Finding and buying properties with potential equity doesn’t come easily as buyers and investors must be prepared to research and spend hours looking for the right properties.
Once you have the right property or an existing property with equity building potential, investing in renovations that will add value to the home, rather than simply adding appeal can help you add instant equity and increase the value of your property.
Building equity through renovations
If you’re looking to renovate and improve an investment property, make changes to the property that will increase potential rent income and appeal to future tenants. The benefit of renovating to build equity in investment properties is depreciation allowances, spending $30,000 wisely can increase the value of the property by $50,000 – 60,000.
No matter the property type you’re renovating to build equity, the key to success is being smart. Focus on changes to the property that increase the properties overall value rather than appeal.
If you look to spend thousands on a coat of paint or some curtains on the inside, think how that money could better be spent to create equity to invest or increase profit on the sale.
Look to budget around 10% of the properties value on creating equity and be mindful of overspending on renovations where the potential profit on a sale could be lost.
Other ways to build equity
Other than using renovations to build equity, there are different avenues you can take if renovations aren’t ideal for your current situation. You can take the time to pay down your mortgage, which can be less effective as it takes time, patient and hard work to put the money aside to put it on your mortgage.
Another way to build equity is to wait for capital or ‘organic’ growth to occur. This can be the cheapest and easiest way to grow equity without spending money or time on renovations or paying down a mortgage, however, this approach also takes time and patience.
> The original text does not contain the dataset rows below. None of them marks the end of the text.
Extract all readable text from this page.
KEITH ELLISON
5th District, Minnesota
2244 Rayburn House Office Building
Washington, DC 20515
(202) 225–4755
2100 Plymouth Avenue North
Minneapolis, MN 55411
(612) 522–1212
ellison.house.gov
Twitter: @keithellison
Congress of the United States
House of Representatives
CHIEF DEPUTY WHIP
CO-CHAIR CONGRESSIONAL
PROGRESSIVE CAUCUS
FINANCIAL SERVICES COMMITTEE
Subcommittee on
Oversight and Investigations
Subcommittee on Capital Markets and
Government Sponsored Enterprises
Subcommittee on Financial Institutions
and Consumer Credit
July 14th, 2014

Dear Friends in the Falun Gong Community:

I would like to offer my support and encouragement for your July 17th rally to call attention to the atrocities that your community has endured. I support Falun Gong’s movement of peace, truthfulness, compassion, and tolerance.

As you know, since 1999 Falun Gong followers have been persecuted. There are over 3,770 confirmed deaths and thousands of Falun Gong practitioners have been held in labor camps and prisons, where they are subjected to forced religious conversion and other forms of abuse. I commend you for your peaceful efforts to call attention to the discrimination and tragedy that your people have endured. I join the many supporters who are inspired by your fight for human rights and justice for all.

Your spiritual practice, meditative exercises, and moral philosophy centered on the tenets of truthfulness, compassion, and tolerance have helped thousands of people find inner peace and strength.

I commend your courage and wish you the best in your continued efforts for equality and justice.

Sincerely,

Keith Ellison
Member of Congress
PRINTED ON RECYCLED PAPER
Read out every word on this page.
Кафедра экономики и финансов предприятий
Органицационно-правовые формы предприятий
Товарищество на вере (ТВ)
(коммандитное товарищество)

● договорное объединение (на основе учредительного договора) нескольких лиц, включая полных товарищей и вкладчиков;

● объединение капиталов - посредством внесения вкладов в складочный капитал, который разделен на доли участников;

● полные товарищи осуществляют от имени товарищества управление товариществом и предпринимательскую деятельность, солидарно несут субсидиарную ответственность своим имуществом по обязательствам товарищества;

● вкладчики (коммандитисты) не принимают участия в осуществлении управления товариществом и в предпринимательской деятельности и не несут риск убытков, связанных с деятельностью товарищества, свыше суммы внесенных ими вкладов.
If you’re ready to take a big leap with suitable property, subdividing or developing could be the right equity building strategy without waiting years for market growth.
The value of spitting an existing block into two new blocks along may be worth more than the original block depending on your location. A simple development approach might involve knocking down an old house and building a duplex or townhouse. With this approach, be mindful of the funds, time and knowledge required to ensure that the equity can be built into the development.
Related: How to pay off your home loan sooner
Next steps
Building equity can come in many forms, and doing the right due-diligence can help you find the right path to take whether it be through renovating an existing property or building equity through new development.